Изменить размер шрифта - +
Она замечательная женщина — справедливая, добрая, веселая и умная.

Когда родители мои занимались наукой, уезжали в очередную экспедицию или заграничную командировку, она воспитывала меня. Только благодаря бабушке я не был одиноким, заброшенным ребенком, получил свою долю тепла и ласки, без которой ребенок хиреет, как от недостатка витаминов или солнца.

Бабушка была женой скромного бухгалтера в театре, но рано овдовела, оставшись с ребенком — моей будущей матерью. Сама бабушка всю жизнь проработала суфлером в одном и том же московском драматическом театре. Не скажу в каком, потому что моим родителям это может не понравиться (поэтому я изменил все имена).

Бабушка перестала работать, когда родители мои отправились в арктическое плавание на судне «Заря». Я был еще совсем маленький.

Самое раннее мое воспоминание относится, вероятно, к двум-трем годам. Я только что проснулся и стою в кроватке. На мне что-то пушистое, меховое, теплое. Балконная дверь открыта настежь, и в комнату свободно заходят мороз и солнце. Бабушка в шерстяном свитере сидит в кресле, курит и читает. Она высокая, худая, с насмешливым, крупным ртом; глаза у нее серо-зеленые, блестящие и красивые, как у ее кота Тутса; черные, прямые волосы немного не доходят до костлявых плеч. Она носит большие роговые очки, через которые видит насквозь всех людей и особенно моего отца. Она так и говорит: «Я вижу его насквозь — эгоист и деспот!»

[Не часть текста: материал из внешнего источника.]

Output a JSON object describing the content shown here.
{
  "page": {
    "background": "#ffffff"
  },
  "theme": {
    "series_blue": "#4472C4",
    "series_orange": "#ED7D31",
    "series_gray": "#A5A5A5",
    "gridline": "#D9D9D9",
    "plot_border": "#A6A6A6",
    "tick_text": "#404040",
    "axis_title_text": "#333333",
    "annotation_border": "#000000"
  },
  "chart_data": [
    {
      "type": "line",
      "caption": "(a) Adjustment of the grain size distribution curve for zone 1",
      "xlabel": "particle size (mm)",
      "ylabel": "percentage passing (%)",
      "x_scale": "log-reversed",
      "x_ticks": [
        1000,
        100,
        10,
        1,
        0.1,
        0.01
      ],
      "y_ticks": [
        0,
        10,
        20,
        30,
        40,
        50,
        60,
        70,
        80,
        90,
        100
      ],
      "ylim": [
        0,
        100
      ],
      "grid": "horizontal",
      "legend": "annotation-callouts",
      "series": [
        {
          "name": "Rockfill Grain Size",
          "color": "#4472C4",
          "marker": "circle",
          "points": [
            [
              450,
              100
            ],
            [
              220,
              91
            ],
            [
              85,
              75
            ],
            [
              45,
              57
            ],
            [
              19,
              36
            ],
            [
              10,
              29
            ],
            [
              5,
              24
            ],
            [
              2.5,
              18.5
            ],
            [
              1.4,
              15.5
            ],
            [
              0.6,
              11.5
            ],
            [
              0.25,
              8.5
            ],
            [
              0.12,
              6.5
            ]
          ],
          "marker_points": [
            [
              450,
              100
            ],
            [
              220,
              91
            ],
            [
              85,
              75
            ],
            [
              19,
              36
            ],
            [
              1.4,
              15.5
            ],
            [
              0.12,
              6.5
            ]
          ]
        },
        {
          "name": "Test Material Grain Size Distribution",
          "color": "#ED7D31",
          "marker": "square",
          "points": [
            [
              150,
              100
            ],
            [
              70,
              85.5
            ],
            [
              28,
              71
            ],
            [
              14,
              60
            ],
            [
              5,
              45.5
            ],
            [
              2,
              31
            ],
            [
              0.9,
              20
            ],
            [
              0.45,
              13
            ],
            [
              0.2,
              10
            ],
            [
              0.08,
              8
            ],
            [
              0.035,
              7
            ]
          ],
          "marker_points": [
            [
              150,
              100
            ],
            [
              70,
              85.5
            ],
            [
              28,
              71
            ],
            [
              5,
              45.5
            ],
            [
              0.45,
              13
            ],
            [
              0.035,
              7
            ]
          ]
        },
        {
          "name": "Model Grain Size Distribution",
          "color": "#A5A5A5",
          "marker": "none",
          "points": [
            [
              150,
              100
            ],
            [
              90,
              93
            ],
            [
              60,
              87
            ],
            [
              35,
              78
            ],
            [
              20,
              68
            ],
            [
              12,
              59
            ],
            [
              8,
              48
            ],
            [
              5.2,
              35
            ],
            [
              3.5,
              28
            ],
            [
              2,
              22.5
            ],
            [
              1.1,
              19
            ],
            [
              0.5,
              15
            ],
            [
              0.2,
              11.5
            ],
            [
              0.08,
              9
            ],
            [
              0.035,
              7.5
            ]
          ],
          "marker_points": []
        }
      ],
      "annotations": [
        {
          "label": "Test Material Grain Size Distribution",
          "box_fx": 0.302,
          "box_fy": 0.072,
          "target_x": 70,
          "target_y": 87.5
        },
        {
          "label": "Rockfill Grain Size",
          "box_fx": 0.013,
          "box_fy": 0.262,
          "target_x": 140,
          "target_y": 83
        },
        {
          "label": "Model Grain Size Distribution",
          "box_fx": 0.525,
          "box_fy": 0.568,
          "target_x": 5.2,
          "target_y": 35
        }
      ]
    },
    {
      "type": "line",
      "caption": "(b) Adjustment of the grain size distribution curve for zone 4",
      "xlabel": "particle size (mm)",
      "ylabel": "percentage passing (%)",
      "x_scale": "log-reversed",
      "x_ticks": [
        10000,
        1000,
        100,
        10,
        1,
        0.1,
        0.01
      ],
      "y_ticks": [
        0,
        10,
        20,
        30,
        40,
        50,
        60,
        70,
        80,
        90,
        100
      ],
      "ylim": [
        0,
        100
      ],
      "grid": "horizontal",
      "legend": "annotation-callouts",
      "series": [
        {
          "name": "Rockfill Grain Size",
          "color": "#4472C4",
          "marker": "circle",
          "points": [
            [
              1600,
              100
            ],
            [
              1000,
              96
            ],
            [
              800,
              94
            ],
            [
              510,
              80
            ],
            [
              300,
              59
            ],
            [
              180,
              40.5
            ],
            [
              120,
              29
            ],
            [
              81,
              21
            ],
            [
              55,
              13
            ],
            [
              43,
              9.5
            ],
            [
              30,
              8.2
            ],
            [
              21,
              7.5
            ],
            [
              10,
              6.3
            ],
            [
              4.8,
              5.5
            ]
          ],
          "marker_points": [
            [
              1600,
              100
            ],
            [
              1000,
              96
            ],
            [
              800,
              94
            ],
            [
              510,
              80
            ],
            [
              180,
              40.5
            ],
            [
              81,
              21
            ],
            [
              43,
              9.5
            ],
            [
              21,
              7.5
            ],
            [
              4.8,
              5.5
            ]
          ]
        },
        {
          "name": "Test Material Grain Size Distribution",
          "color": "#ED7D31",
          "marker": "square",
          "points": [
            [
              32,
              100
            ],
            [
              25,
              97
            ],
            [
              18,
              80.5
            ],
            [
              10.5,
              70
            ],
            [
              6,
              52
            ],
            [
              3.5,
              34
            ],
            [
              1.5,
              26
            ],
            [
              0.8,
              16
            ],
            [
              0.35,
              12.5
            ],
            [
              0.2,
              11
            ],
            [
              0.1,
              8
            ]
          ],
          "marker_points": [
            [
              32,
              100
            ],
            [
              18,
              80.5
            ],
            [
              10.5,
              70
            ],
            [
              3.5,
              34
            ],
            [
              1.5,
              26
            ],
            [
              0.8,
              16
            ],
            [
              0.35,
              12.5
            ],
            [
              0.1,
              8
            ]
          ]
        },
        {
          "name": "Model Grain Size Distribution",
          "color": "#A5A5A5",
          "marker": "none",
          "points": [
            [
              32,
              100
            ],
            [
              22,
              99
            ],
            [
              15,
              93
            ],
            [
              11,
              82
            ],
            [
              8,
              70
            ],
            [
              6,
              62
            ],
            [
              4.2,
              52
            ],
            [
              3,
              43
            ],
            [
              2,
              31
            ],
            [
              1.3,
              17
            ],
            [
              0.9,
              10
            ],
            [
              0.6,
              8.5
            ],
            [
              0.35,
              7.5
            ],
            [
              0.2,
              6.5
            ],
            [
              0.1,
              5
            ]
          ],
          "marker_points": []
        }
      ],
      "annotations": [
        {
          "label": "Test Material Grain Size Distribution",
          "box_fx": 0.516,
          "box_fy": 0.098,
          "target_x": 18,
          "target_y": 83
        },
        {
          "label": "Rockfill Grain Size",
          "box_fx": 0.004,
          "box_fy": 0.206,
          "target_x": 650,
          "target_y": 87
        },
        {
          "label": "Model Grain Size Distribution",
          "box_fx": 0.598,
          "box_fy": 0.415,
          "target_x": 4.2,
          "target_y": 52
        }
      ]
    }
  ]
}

Я долго разглядываю бабушку, пока она не захлопывает книжку: «Проснулся? Что ж ты молчишь... Удивительный ребенок, никогда не плачет!»

Балконная дверь мигом закрывается. Меня тормошат, переодевают, целуют, кормят и ведут гулять.

В детский сад меня не отдавали. Бабушка уверяла, что я нисколько не стесняю ее. «Такой, знаете, спокойный парень! Мы с ним дружим». Мы действительно дружили.

Когда я стал подрастать, мы с ней ходили по всей Москве, не забывая посещать дневные сеансы в кино. Но чаще всего мы ходили на репетиции в театр.

В театре ей всегда были рады все — начиная от режиссера и артистов и кончая театральным пожарным. Она заменяла «гриппующего» суфлера, помогала «сбившейся с ног» портнихе, грунтовала декорации художнику, когда его подручный «уходил с поручением»,— кому она только не помогала. Иногда она сидела в кассе на диванчике и давала расстроенной кассирше советы, как «осадить» зазнавшегося зятя, который воображает, что его теща — прислуга. Артисты поверяли ей свои радости и горести. Иногда на нее сердились, что она не желает «примкнуть» к какой-то стороне. Но потом обиженный вспоминал, что «это же Елизавета Ивановна, она отродясь ни к кому не примыкала», и целовал ей руку, если это был мужчина, женщины целовали ее около уха.

Меня бабушка обычно усаживала в уголке театральной ложи или в первом ряду огромного пустого партера и тотчас исчезала. Я не боялся. Мне было очень интересно. Все меня знали, и я всех знал. Часто ко мне подсаживался сам режиссер Давид Львович Гамон-Гамана. Большой, тучный, иногда веселый, иногда злой, он всегда тяжело дышал, потому что у него была астма. Мы с ним просматривали сцену-другую — внутри у него что-то сипело, хрипело, постукивало, как испорченные часы,— потом он срывался с места и с удивительной для его комплекции легкостью забегал по боковым ступенькам на сцену.

Ох, тогда доставалось какому-нибудь артисту! Иногда меня брала за руку та или иная артистка (от них так хорошо пахло — не табаком, как от бабушки, а цветами) и водила по всему театру. Иногда по дороге обо мне забывали, и я сам пробирался обратно на сцену: меня тянуло туда, как магнитом.

Я был в театре свой человек. Одни меня звали, как бабушка,— Колька, другие, как мама,— Коленька, некоторые, как мой отец, величали Николаем. Тучный режиссер Гамон-Гамана называл меня «Кузнечик» — почему, я так никогда и не узнал.